Hasil ngerumpi di sekitar meja makan di cruise ini memberikanku banyak info. Salah satunya adalah, hati-hati di Barbados! Mestinya dapat kita maklumi karena pulau ini adalah yang terbanyak penduduknya dari semua pulau di Caribbean Islands. Pulau seluas 20 km x 30 km ini hanya 2/3 luas St. Lucia yang kami kunjungi kemarin, tetapi penduduknya 260 ribu orang, hampir 2 kali lipat St. Lucia. Sehabis snorkeling kemarin Cecilia bertanya kepadaku, setengah ngomong ke diri sendiri, "Kenapa ya tempat turis di Indonesia tidak bisa sebersih kaya di St. Lucia?" Jawabku, "Manusianya seabreg-abreg." Ya, begitu daerah (dengan potensi) turisme menjadi terkenal dan sangat mudah dikunjungi, lenyaplah keindahan dan kebersihannya. Ditambah dengan manusia tidak berdisiplin dan kampungan yang menjadi turis, amblaslah keasriannya. Mungkin Anda masih ingat dongengku ketika menjalani trail dari Cibodas ke Cibeureum di pendakian menuju Pangrango beberapa tahun lalu. Bukan saja sepanjang jalan penuh sampah seperti botol air dan dos styrofoam, di beberapa tempat manusia keturunan monyet tersebut pada berak di pinggir jalan :-(.

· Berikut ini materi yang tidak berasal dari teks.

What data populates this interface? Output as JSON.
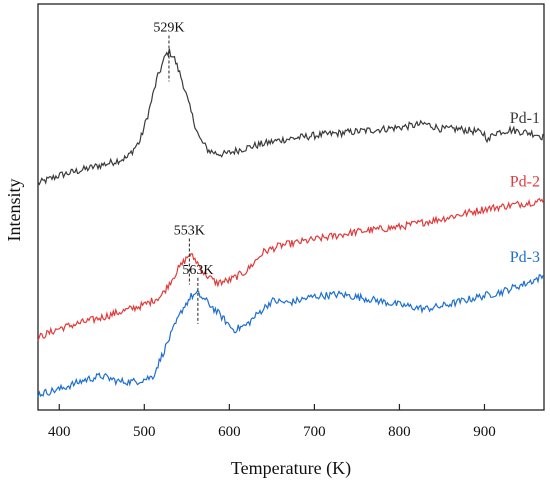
{
  "chart_data": {
    "type": "line",
    "xlabel": "Temperature (K)",
    "ylabel": "Intensity",
    "xlim": [
      375,
      970
    ],
    "ylim": [
      0,
      1
    ],
    "xticks": [
      400,
      500,
      600,
      700,
      800,
      900
    ],
    "yticks_shown": false,
    "grid": false,
    "legend": "inline labels at right end of each curve",
    "series": [
      {
        "name": "Pd-1",
        "color": "#3b3b3b",
        "x": [
          375,
          400,
          430,
          460,
          480,
          495,
          505,
          515,
          525,
          529,
          535,
          545,
          555,
          565,
          575,
          585,
          595,
          610,
          630,
          660,
          700,
          750,
          800,
          830,
          850,
          870,
          890,
          900,
          905,
          910,
          930,
          960,
          970
        ],
        "y": [
          0.558,
          0.578,
          0.593,
          0.609,
          0.622,
          0.663,
          0.733,
          0.816,
          0.873,
          0.883,
          0.868,
          0.809,
          0.733,
          0.668,
          0.64,
          0.632,
          0.63,
          0.64,
          0.651,
          0.665,
          0.676,
          0.686,
          0.696,
          0.705,
          0.692,
          0.692,
          0.686,
          0.68,
          0.662,
          0.682,
          0.69,
          0.68,
          0.672
        ]
      },
      {
        "name": "Pd-2",
        "color": "#e23b3b",
        "x": [
          375,
          400,
          450,
          500,
          520,
          540,
          553,
          560,
          570,
          585,
          600,
          620,
          640,
          660,
          700,
          750,
          800,
          850,
          900,
          950,
          970
        ],
        "y": [
          0.178,
          0.201,
          0.228,
          0.259,
          0.281,
          0.347,
          0.383,
          0.371,
          0.337,
          0.313,
          0.319,
          0.342,
          0.389,
          0.405,
          0.42,
          0.439,
          0.451,
          0.471,
          0.495,
          0.51,
          0.516
        ]
      },
      {
        "name": "Pd-3",
        "color": "#1e6fd0",
        "x": [
          375,
          400,
          430,
          450,
          470,
          490,
          510,
          530,
          545,
          555,
          563,
          575,
          590,
          605,
          620,
          635,
          650,
          670,
          700,
          730,
          760,
          800,
          830,
          850,
          880,
          920,
          950,
          970
        ],
        "y": [
          0.039,
          0.051,
          0.074,
          0.084,
          0.07,
          0.07,
          0.082,
          0.179,
          0.249,
          0.28,
          0.286,
          0.264,
          0.232,
          0.197,
          0.209,
          0.24,
          0.269,
          0.264,
          0.28,
          0.285,
          0.275,
          0.259,
          0.249,
          0.256,
          0.272,
          0.291,
          0.313,
          0.33
        ]
      }
    ],
    "annotations": [
      {
        "text": "529K",
        "x": 529,
        "series": 0
      },
      {
        "text": "553K",
        "x": 553,
        "series": 1
      },
      {
        "text": "563K",
        "x": 563,
        "series": 2
      }
    ]
  }
}
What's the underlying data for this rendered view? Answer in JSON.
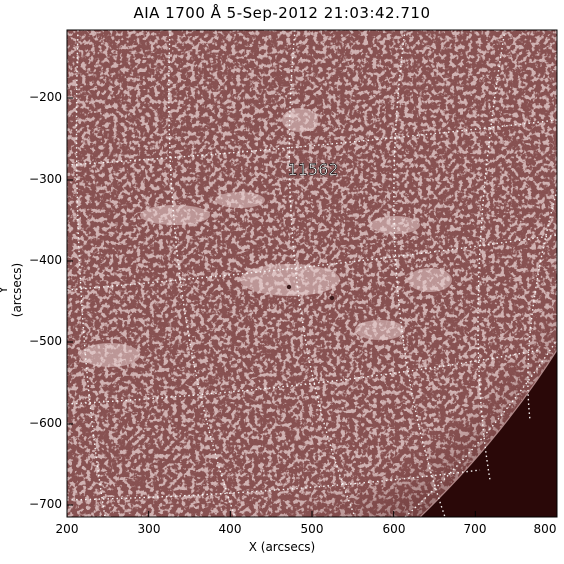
{
  "title": "AIA 1700 Å   5-Sep-2012 21:03:42.710",
  "xaxis": {
    "label": "X (arcsecs)",
    "range": [
      200,
      800
    ],
    "ticks": [
      200,
      300,
      400,
      500,
      600,
      700,
      800
    ],
    "tick_labels": [
      "200",
      "300",
      "400",
      "500",
      "600",
      "700",
      "800"
    ]
  },
  "yaxis": {
    "label": "Y (arcsecs)",
    "range": [
      -720,
      -130
    ],
    "ticks": [
      -200,
      -300,
      -400,
      -500,
      -600,
      -700
    ],
    "tick_labels": [
      "−200",
      "−300",
      "−400",
      "−500",
      "−600",
      "−700"
    ]
  },
  "annotation": {
    "text": "11562"
  },
  "image": {
    "description": "Solar chromosphere image with heliographic grid and limb",
    "colormap_color": "#8a4a4a",
    "limb_color": "#2a0808"
  }
}
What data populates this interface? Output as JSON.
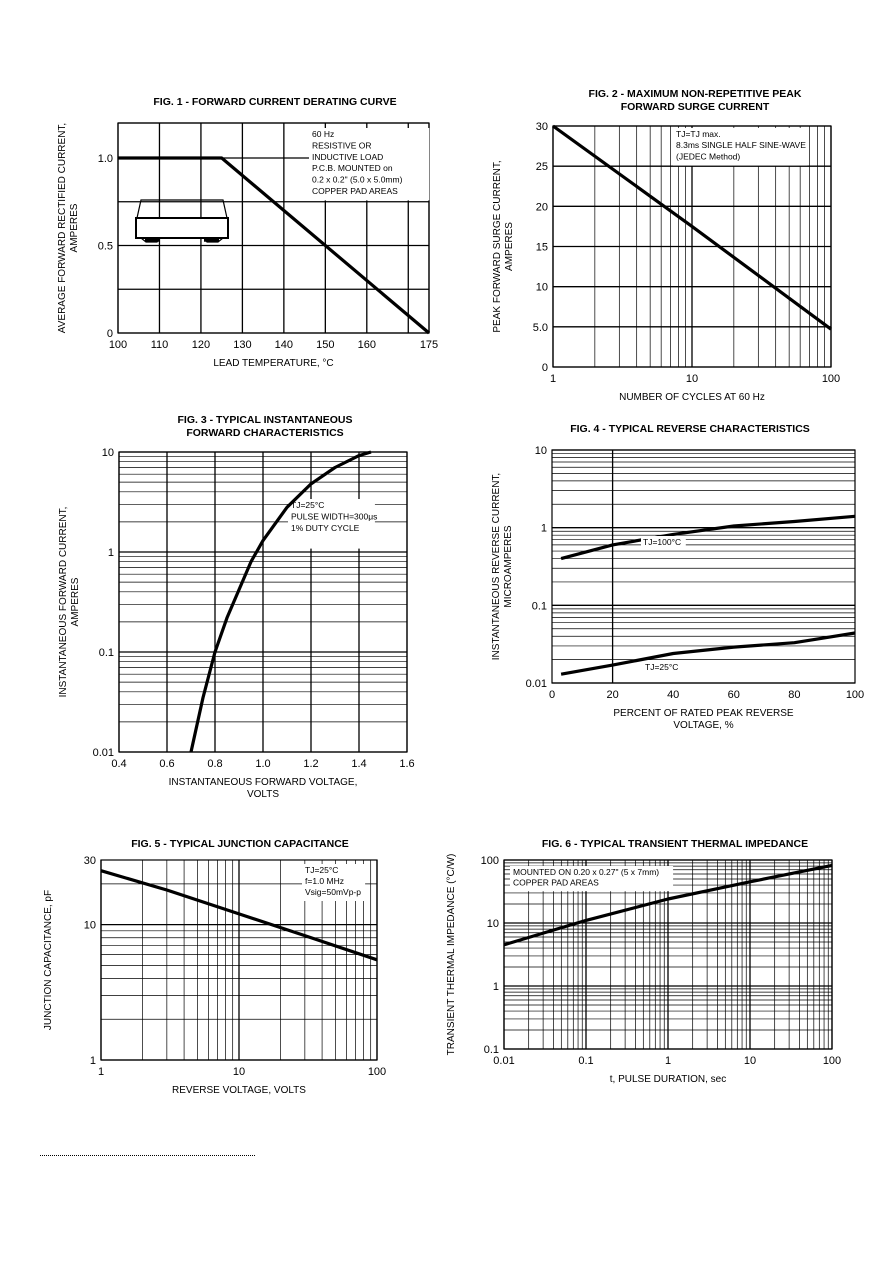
{
  "colors": {
    "ink": "#000000",
    "paper": "#ffffff"
  },
  "chart_data": [
    {
      "id": "fig1",
      "type": "line",
      "title": "FIG. 1 -  FORWARD CURRENT DERATING CURVE",
      "xlabel": "LEAD TEMPERATURE, °C",
      "ylabel": "AVERAGE FORWARD RECTIFIED CURRENT,\nAMPERES",
      "xscale": "linear",
      "yscale": "linear",
      "xlim": [
        100,
        175
      ],
      "ylim": [
        0,
        1.2
      ],
      "xticks": [
        100,
        110,
        120,
        130,
        140,
        150,
        160,
        175
      ],
      "xtick_labels": [
        "100",
        "110",
        "120",
        "130",
        "140",
        "150",
        "160",
        "175"
      ],
      "xgrid": [
        100,
        110,
        120,
        130,
        140,
        150,
        160,
        170,
        175
      ],
      "yticks": [
        0,
        0.5,
        1.0
      ],
      "ytick_labels": [
        "0",
        "0.5",
        "1.0"
      ],
      "ygrid": [
        0,
        0.25,
        0.5,
        0.75,
        1.0,
        1.2
      ],
      "annotation": "60 Hz\nRESISTIVE OR\nINDUCTIVE LOAD\nP.C.B. MOUNTED on\n0.2 x 0.2\" (5.0 x 5.0mm)\nCOPPER PAD AREAS",
      "annotation_position": "top-right",
      "icon": "smd-package-icon",
      "series": [
        {
          "x": [
            100,
            125,
            175
          ],
          "y": [
            1.0,
            1.0,
            0
          ]
        }
      ]
    },
    {
      "id": "fig2",
      "type": "line",
      "title": "FIG. 2 - MAXIMUM NON-REPETITIVE PEAK\nFORWARD SURGE CURRENT",
      "xlabel": "NUMBER OF CYCLES AT 60 Hz",
      "ylabel": "PEAK FORWARD SURGE CURRENT,\nAMPERES",
      "xscale": "log",
      "yscale": "linear",
      "xlim": [
        1,
        100
      ],
      "ylim": [
        0,
        30
      ],
      "xticks": [
        1,
        10,
        100
      ],
      "xtick_labels": [
        "1",
        "10",
        "100"
      ],
      "yticks": [
        0,
        5,
        10,
        15,
        20,
        25,
        30
      ],
      "ytick_labels": [
        "0",
        "5.0",
        "10",
        "15",
        "20",
        "25",
        "30"
      ],
      "ygrid": [
        0,
        5,
        10,
        15,
        20,
        25,
        30
      ],
      "annotation": "TJ=TJ max.\n8.3ms SINGLE HALF SINE-WAVE\n(JEDEC Method)",
      "annotation_position": "top-right",
      "series": [
        {
          "x": [
            1,
            10,
            100
          ],
          "y": [
            30,
            17.5,
            4.7
          ]
        }
      ]
    },
    {
      "id": "fig3",
      "type": "line",
      "title": "FIG. 3 - TYPICAL INSTANTANEOUS\nFORWARD CHARACTERISTICS",
      "xlabel": "INSTANTANEOUS FORWARD VOLTAGE,\nVOLTS",
      "ylabel": "INSTANTANEOUS FORWARD CURRENT,\nAMPERES",
      "xscale": "linear",
      "yscale": "log",
      "xlim": [
        0.4,
        1.6
      ],
      "ylim": [
        0.01,
        10
      ],
      "xticks": [
        0.4,
        0.6,
        0.8,
        1.0,
        1.2,
        1.4,
        1.6
      ],
      "xtick_labels": [
        "0.4",
        "0.6",
        "0.8",
        "1.0",
        "1.2",
        "1.4",
        "1.6"
      ],
      "xgrid": [
        0.4,
        0.6,
        0.8,
        1.0,
        1.2,
        1.4,
        1.6
      ],
      "yticks": [
        0.01,
        0.1,
        1,
        10
      ],
      "ytick_labels": [
        "0.01",
        "0.1",
        "1",
        "10"
      ],
      "annotation": "TJ=25°C\n\nPULSE WIDTH=300μs\n1% DUTY CYCLE",
      "annotation_position": "right",
      "series": [
        {
          "x": [
            0.7,
            0.75,
            0.8,
            0.85,
            0.9,
            0.95,
            1.0,
            1.1,
            1.2,
            1.3,
            1.4,
            1.45
          ],
          "y": [
            0.01,
            0.035,
            0.1,
            0.22,
            0.42,
            0.8,
            1.3,
            2.8,
            4.8,
            7.0,
            9.2,
            10.0
          ]
        }
      ]
    },
    {
      "id": "fig4",
      "type": "line",
      "title": "FIG. 4 - TYPICAL REVERSE  CHARACTERISTICS",
      "xlabel": "PERCENT OF RATED PEAK REVERSE\nVOLTAGE, %",
      "ylabel": "INSTANTANEOUS REVERSE CURRENT,\nMICROAMPERES",
      "xscale": "linear",
      "yscale": "log",
      "xlim": [
        0,
        100
      ],
      "ylim": [
        0.01,
        10
      ],
      "xticks": [
        0,
        20,
        40,
        60,
        80,
        100
      ],
      "xtick_labels": [
        "0",
        "20",
        "40",
        "60",
        "80",
        "100"
      ],
      "xgrid": [
        20
      ],
      "yticks": [
        0.01,
        0.1,
        1,
        10
      ],
      "ytick_labels": [
        "0.01",
        "0.1",
        "1",
        "10"
      ],
      "series": [
        {
          "name": "TJ=100°C",
          "x": [
            3,
            20,
            40,
            60,
            80,
            100
          ],
          "y": [
            0.4,
            0.6,
            0.82,
            1.05,
            1.2,
            1.4
          ]
        },
        {
          "name": "TJ=25°C",
          "x": [
            3,
            20,
            40,
            60,
            80,
            100
          ],
          "y": [
            0.013,
            0.017,
            0.024,
            0.029,
            0.033,
            0.044
          ]
        }
      ]
    },
    {
      "id": "fig5",
      "type": "line",
      "title": "FIG. 5 - TYPICAL JUNCTION CAPACITANCE",
      "xlabel": "REVERSE VOLTAGE, VOLTS",
      "ylabel": "JUNCTION CAPACITANCE, pF",
      "xscale": "log",
      "yscale": "log",
      "xlim": [
        1,
        100
      ],
      "ylim": [
        1,
        30
      ],
      "xticks": [
        1,
        10,
        100
      ],
      "xtick_labels": [
        "1",
        "10",
        "100"
      ],
      "yticks": [
        1,
        10,
        30
      ],
      "ytick_labels": [
        "1",
        "10",
        "30"
      ],
      "annotation": "TJ=25°C\nf=1.0 MHz\nVsig=50mVp-p",
      "annotation_position": "top-right",
      "series": [
        {
          "x": [
            1,
            3,
            10,
            30,
            100
          ],
          "y": [
            25,
            18,
            12,
            8.3,
            5.5
          ]
        }
      ]
    },
    {
      "id": "fig6",
      "type": "line",
      "title": "FIG. 6 - TYPICAL TRANSIENT THERMAL IMPEDANCE",
      "xlabel": "t, PULSE DURATION, sec",
      "ylabel": "TRANSIENT THERMAL IMPEDANCE (°C/W)",
      "xscale": "log",
      "yscale": "log",
      "xlim": [
        0.01,
        100
      ],
      "ylim": [
        0.1,
        100
      ],
      "xticks": [
        0.01,
        0.1,
        1,
        10,
        100
      ],
      "xtick_labels": [
        "0.01",
        "0.1",
        "1",
        "10",
        "100"
      ],
      "yticks": [
        0.1,
        1,
        10,
        100
      ],
      "ytick_labels": [
        "0.1",
        "1",
        "10",
        "100"
      ],
      "annotation": "MOUNTED ON 0.20 x 0.27\" (5 x 7mm)\nCOPPER PAD AREAS",
      "annotation_position": "top-left",
      "series": [
        {
          "x": [
            0.01,
            0.1,
            1,
            10,
            100
          ],
          "y": [
            4.5,
            11,
            24,
            45,
            82
          ]
        }
      ]
    }
  ]
}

Barbados dengan ibu kotanya Bridgetown adalah pulau paling timur dari seluruh pulau di Karibia. Akibatnya ia menjadi paling dekat dengan jazirah Amerika Selatan karena bentuk kepulauan Karibia melengkung ke arah tenggara. Jauhnya dengan Venezuela hanya tinggal 400-an km lagi. Namun demikian, bukan orang Spanyol yang mendudukinya lebih dulu seperti Venezuela tetapi wong Inggris. Akibatnya, selain bahasa resmi yang dipakai adalah Inggris, nama jalannya pun berbau Inggris semua, mirip dengan di Singapur, Hong Kong dan Toronto jadinya. Misalnya Princess Alice Hwy, McGregor Rd., Cumberland St. salah satu jalan di kotaku yang masih kuingat karena waktu dikirim IBM untuk 'look and see' sebelum jadi imigran, saya suka ke suatu toko mainan anak-anak disitu.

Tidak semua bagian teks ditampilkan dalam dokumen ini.